# disque dur invisible



## herved (2 Juin 2009)

Bonjour,

Hier mon disque de demarrage (10Go) sur un G4 450MHz duo a crashe, comme je m'y attendais un peu, j'en avais un en reserve (un maxtor de 80Go). J'ai reisnstalle le système OS10.4 (qui tourne tres bien sur ce Mac meme avec le vieux DD.

Pour avoir plus de capacite mémoire, j'aivais installé en esclave du DD de demarrage un DD de 80 Go (que j'avais appelle documents dans lequel il y a touts me ficher documents). Or depuis que j'ai changer le DD de demarrage, je ne vois plus apparaitre l'icone du DD document sur le bureau. Qui a une solution?

Le DD est repéré par l'ordi quand je vais sur "A propos de ce Mac/ Option) on le vois appraitre

Merci a vous


----------



## herved (2 Juin 2009)

J'ai trouve

Il s'agissait simplement d'un pb de cavalier sur le DD asservi


----------



## herved (6 Juin 2009)

je reviens a la charge, car apparement, ce n'etait pas un probleme de cavalier. Quand je fais SOS Disk, ce DD est vu par le systeme et il n'a pas de pb avec SMART verifié mais il ne monte pas sur le bureau.

Qui a une solution?


PB d'alim, pb de DD ??


Merci a tous


----------



## 217ae1 (6 Juin 2009)

herved a dit:


> je reviens a la charge, car apparement, ce n'etait pas un probleme de cavalier. Quand je fais SOS Disk, ce DD est vu par le systeme et il n'a pas de pb avec SMART verifié mais il ne monte pas sur le bureau.
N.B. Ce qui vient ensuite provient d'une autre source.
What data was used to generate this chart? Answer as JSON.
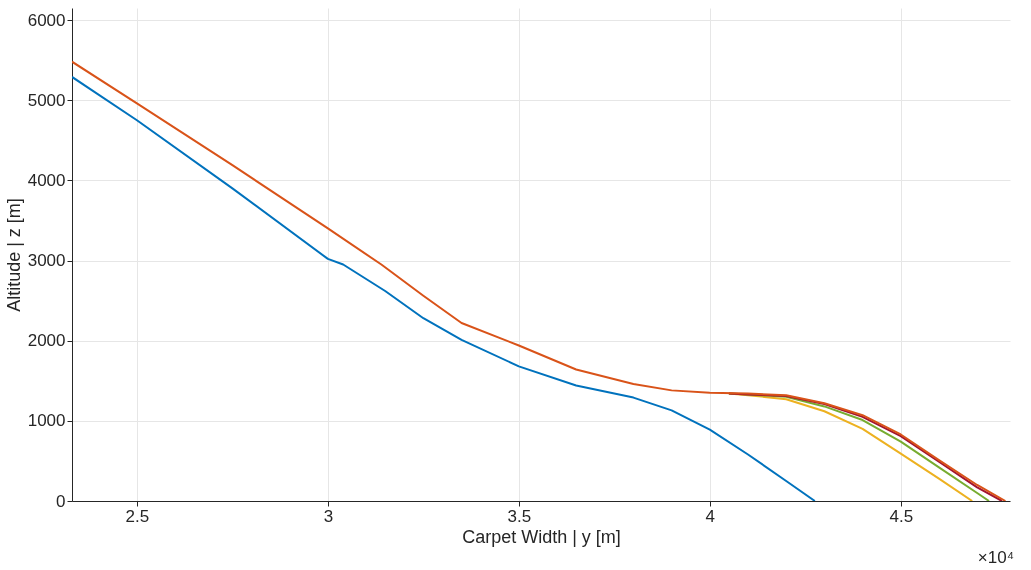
{
  "chart_data": {
    "type": "line",
    "xlabel": "Carpet Width | y [m]",
    "ylabel": "Altitude | z [m]",
    "xlim": [
      2.33,
      4.786
    ],
    "ylim": [
      0,
      6150
    ],
    "xticks": [
      2.5,
      3,
      3.5,
      4,
      4.5
    ],
    "yticks": [
      0,
      1000,
      2000,
      3000,
      4000,
      5000,
      6000
    ],
    "grid": true,
    "marker": "none",
    "line_style": "solid",
    "annotations": [
      "×10⁴"
    ],
    "series": [
      {
        "color": "#0072bd",
        "x": [
          2.33,
          2.5,
          2.75,
          3.0,
          3.04,
          3.15,
          3.25,
          3.35,
          3.5,
          3.65,
          3.8,
          3.9,
          4.0,
          4.1,
          4.2,
          4.275
        ],
        "values": [
          5290,
          4750,
          3900,
          3020,
          2950,
          2620,
          2280,
          2010,
          1680,
          1440,
          1290,
          1130,
          890,
          580,
          250,
          0
        ]
      },
      {
        "color": "#edb120",
        "x": [
          4.05,
          4.1,
          4.2,
          4.3,
          4.4,
          4.5,
          4.6,
          4.687
        ],
        "values": [
          1340,
          1320,
          1270,
          1120,
          900,
          590,
          280,
          0
        ]
      },
      {
        "color": "#77ac30",
        "x": [
          4.05,
          4.1,
          4.2,
          4.3,
          4.4,
          4.5,
          4.6,
          4.7,
          4.731
        ],
        "values": [
          1340,
          1330,
          1300,
          1180,
          1010,
          740,
          420,
          100,
          0
        ]
      },
      {
        "color": "#a2142f",
        "x": [
          4.05,
          4.1,
          4.2,
          4.3,
          4.4,
          4.5,
          4.6,
          4.7,
          4.765
        ],
        "values": [
          1340,
          1330,
          1310,
          1210,
          1050,
          810,
          490,
          170,
          0
        ]
      },
      {
        "color": "#d95319",
        "x": [
          2.33,
          2.5,
          2.75,
          3.0,
          3.14,
          3.25,
          3.35,
          3.5,
          3.65,
          3.8,
          3.9,
          4.0,
          4.1,
          4.2,
          4.3,
          4.4,
          4.5,
          4.6,
          4.7,
          4.774
        ],
        "values": [
          5480,
          4960,
          4190,
          3400,
          2950,
          2560,
          2220,
          1940,
          1640,
          1460,
          1380,
          1350,
          1340,
          1320,
          1220,
          1070,
          830,
          510,
          200,
          0
        ]
      }
    ]
  }
}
et dans utilitaire de disque (application -> utilitaires) si tu cliques sur "monter" il monte ?

HS: 10GB pour tiger, comment tu faisais ?
tiger occupe 25GB sur mon DD. :rateau:


----------



## herved (10 Juin 2009)

Je vais essayer, merci

J'ai simplement installer Tiger a la suite du systeme 10.2 et cela est passé san pb et meme la sur mon DD de 80G il ne prend pas plus de 5Go.

J'ai juste installé le système de base et ce qu'il faut pour que Open Office tourne.


----------



## herved (10 Juin 2009)

Non il refuse de monter....


----------



## alaincha (10 Juin 2009)

herved a dit:


> Quand je fais SOS Disk



Tu es encore sous OS 9 ? (SOS disque est une très vieille et très estimable application OS 9)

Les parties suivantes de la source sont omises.